Gagal ginjal akut pascapersalinan harus didiagnosis secara dini dan diobati sesegera mungkin. Secara aktif mencari faktor penyebab dan mengobati penyakit utamanya. Memperkuat dukungan dan pengobatan simtomatik, dilatasi yang wajar, diuresis, perlindungan fungsi ginjal, koreksi air, gangguan elektrolit dan ketidakseimbangan keseimbangan asam-basa, pencegahan infeksi, menjadi antispasmodik, obat penenang, antihipertensi. Tergantung pada kondisinya, transfusi plasma beku segar dosis besar, produk darah segar, injeksi imunoglobulin intravena, syok glukokortikoid, dan terapi lainnya dapat dilakukan untuk meringankan kondisi tersebut. Jika kondisinya serius, anuria, oliguria, dengan retensi natrium, gangguan elektrolit, harus dilakukan hemodialisis tepat waktu, hemofiltrasi terus menerus, kasus yang parah perlu dilakukan terapi penggantian plasma. Jika terjadi pada akhir kehamilan, kehamilan harus diakhiri tepat waktu.

Pertanyaan-pertanyaan yang mungkin Anda khawatirkan

Gagal ginjal akut pascapersalinan

Gagal ginjal akut pascapersalinan memerlukan perawatan obat, dan pada kasus yang parah, perawatan dialisis.

1. Perawatan obat: Gagal ginjal akut pascapersalinan perlu secara aktif mencari penyakit utama dan menggunakan obat sesuai dengan penyakit utama. Selain itu, obat-obatan seperti furosemid diperlukan untuk melebarkan dan diuretik, kaptopril dan valsartan diperlukan untuk melindungi fungsi ginjal dan menjaga keseimbangan air, elektrolit, dan asam basa.

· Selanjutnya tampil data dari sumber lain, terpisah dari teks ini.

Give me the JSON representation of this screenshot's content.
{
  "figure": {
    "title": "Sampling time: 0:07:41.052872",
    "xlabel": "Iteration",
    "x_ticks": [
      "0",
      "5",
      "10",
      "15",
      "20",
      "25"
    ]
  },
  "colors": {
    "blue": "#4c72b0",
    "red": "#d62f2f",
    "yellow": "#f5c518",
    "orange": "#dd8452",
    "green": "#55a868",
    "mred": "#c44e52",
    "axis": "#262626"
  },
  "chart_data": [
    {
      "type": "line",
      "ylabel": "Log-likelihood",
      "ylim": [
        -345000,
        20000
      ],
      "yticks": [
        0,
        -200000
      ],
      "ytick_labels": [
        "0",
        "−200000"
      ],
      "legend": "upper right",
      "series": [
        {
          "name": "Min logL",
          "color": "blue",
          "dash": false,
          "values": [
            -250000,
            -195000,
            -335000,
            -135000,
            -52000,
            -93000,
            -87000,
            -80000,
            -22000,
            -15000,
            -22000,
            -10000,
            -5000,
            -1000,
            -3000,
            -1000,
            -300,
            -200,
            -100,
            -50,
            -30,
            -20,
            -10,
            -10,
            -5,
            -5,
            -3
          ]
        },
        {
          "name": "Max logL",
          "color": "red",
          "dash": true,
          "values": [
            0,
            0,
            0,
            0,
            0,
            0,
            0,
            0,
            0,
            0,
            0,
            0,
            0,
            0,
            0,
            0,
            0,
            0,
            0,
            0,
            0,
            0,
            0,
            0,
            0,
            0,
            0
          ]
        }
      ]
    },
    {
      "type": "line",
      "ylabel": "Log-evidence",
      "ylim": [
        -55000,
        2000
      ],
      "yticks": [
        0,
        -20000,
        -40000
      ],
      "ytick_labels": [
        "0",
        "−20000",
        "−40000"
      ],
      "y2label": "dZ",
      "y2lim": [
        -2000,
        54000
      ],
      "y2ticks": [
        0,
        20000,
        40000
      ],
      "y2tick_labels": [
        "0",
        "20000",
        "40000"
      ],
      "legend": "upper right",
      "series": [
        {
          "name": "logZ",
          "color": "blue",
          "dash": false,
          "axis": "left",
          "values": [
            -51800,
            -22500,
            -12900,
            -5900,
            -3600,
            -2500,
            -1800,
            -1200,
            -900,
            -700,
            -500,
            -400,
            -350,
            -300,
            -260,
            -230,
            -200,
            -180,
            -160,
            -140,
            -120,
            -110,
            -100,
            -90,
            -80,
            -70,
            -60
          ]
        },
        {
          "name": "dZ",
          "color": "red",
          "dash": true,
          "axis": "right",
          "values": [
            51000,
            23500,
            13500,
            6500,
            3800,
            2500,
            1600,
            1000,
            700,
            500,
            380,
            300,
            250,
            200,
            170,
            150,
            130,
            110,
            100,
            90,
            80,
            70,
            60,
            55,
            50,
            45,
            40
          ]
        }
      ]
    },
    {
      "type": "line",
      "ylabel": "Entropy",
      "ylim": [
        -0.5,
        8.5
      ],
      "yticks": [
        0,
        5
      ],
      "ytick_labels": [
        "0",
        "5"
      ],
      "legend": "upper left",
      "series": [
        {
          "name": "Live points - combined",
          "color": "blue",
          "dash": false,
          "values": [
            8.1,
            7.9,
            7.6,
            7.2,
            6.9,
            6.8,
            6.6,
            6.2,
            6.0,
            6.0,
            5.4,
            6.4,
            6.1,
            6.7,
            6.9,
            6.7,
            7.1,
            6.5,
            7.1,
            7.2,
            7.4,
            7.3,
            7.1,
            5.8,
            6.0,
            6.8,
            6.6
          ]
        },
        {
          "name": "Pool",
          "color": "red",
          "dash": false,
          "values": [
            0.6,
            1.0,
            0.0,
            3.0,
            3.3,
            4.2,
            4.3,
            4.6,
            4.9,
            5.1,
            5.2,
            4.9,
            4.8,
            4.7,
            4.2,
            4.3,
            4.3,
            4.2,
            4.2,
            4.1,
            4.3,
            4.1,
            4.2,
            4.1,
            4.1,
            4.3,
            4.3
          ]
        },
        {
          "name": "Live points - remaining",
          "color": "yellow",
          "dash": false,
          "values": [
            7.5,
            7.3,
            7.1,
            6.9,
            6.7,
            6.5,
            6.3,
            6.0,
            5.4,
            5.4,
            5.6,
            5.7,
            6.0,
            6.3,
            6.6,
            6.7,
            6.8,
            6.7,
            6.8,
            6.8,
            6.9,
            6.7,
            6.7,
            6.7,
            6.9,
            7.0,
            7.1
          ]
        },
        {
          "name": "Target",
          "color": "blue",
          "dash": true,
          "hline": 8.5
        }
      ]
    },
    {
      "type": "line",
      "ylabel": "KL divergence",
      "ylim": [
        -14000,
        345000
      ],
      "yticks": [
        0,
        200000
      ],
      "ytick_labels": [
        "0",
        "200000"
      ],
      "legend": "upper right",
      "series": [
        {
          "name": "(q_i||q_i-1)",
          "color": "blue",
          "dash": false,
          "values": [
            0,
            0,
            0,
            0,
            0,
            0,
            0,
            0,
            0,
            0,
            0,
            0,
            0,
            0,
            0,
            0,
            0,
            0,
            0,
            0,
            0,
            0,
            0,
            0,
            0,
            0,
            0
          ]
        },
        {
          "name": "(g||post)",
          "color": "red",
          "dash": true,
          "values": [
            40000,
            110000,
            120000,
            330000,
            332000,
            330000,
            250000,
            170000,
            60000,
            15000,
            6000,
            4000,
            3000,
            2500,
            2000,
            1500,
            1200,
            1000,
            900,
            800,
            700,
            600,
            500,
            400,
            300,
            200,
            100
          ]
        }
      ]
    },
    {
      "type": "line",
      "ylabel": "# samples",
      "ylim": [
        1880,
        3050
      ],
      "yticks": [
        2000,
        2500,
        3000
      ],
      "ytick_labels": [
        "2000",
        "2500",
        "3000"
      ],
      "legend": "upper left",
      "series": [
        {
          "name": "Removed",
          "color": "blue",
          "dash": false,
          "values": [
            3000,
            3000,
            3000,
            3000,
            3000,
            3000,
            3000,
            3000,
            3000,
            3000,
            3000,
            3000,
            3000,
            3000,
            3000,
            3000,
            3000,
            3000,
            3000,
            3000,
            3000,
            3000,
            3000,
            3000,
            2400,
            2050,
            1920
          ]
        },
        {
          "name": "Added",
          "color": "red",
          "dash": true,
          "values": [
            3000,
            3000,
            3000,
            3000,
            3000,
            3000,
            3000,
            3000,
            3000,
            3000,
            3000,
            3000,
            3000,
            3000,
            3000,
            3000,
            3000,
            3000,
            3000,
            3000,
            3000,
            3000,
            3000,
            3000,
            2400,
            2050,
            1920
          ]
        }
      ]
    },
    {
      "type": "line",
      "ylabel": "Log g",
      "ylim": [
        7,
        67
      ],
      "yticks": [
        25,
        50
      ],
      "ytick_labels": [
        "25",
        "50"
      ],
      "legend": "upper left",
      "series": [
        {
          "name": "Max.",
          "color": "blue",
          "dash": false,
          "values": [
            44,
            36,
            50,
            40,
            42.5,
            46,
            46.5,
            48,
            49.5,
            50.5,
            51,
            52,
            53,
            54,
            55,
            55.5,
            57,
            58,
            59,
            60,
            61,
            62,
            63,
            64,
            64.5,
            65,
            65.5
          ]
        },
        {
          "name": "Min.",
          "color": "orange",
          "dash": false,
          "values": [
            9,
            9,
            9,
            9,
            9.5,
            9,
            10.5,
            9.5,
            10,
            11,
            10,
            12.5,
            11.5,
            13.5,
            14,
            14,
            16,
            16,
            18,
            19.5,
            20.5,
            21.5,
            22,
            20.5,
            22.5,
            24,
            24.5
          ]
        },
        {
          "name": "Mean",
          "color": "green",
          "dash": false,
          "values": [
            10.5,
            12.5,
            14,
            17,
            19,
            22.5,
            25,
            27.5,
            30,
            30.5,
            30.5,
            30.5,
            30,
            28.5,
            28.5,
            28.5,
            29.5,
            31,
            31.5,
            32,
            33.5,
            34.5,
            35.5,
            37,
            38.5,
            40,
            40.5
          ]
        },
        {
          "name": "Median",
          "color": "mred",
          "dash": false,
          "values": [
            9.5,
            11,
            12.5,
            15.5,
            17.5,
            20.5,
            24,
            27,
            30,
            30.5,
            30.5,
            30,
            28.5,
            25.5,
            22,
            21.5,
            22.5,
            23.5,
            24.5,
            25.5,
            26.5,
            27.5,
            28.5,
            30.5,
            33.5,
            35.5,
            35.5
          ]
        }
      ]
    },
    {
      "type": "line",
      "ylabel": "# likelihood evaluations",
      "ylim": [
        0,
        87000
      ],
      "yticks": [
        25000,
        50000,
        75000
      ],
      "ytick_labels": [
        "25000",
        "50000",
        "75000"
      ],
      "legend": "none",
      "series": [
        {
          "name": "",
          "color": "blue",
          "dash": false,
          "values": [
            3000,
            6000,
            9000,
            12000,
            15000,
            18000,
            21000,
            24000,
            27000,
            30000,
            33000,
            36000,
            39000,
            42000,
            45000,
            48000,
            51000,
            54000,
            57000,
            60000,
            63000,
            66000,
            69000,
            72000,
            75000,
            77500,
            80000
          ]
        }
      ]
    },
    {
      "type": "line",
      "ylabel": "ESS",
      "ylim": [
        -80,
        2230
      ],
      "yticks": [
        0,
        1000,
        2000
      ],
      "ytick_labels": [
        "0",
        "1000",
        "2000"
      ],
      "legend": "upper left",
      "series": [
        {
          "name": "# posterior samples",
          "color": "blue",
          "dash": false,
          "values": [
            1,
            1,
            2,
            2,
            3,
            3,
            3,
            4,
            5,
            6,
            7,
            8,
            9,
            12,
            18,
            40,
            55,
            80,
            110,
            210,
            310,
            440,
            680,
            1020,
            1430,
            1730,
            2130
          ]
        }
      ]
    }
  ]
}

2. Perawatan dialisis: terutama termasuk hemodialisis dan dialisis peritoneal, perawatan dialisis dapat membuang sisa metabolisme dan air dari tubuh, menjaga keseimbangan elektrolit dan asam basa.

Pasien dengan gagal ginjal akut pascapersalinan dianjurkan untuk pergi ke rumah sakit biasa untuk konsultasi tepat waktu dan perawatan standar di bawah bimbingan dokter.

Prognosis

Gagal ginjal akut pascapersalinan merupakan kondisi klinis yang kritis dengan prognosis yang buruk. 2/3 pasien akan meninggal atau memerlukan dialisis kronis, dan hanya sedikit pasien yang dapat memulihkan fungsi ginjalnya. Diagnosis dan pengobatan dini dapat meningkatkan prognosis.

Asuhan keperawatan

Pasien dengan gagal ginjal akut pascapersalinan harus dipantau secara ketat untuk tanda-tanda vital, fungsi ginjal, air, elektrolit dan keseimbangan asam-basa harus diperiksa secara teratur, asupan dan keluaran cairan harus dipantau, keluaran urin harus dicatat, dan diet harus dibatasi pada air, garam, kalium dan fosfor, dan kalori yang cukup harus diberikan.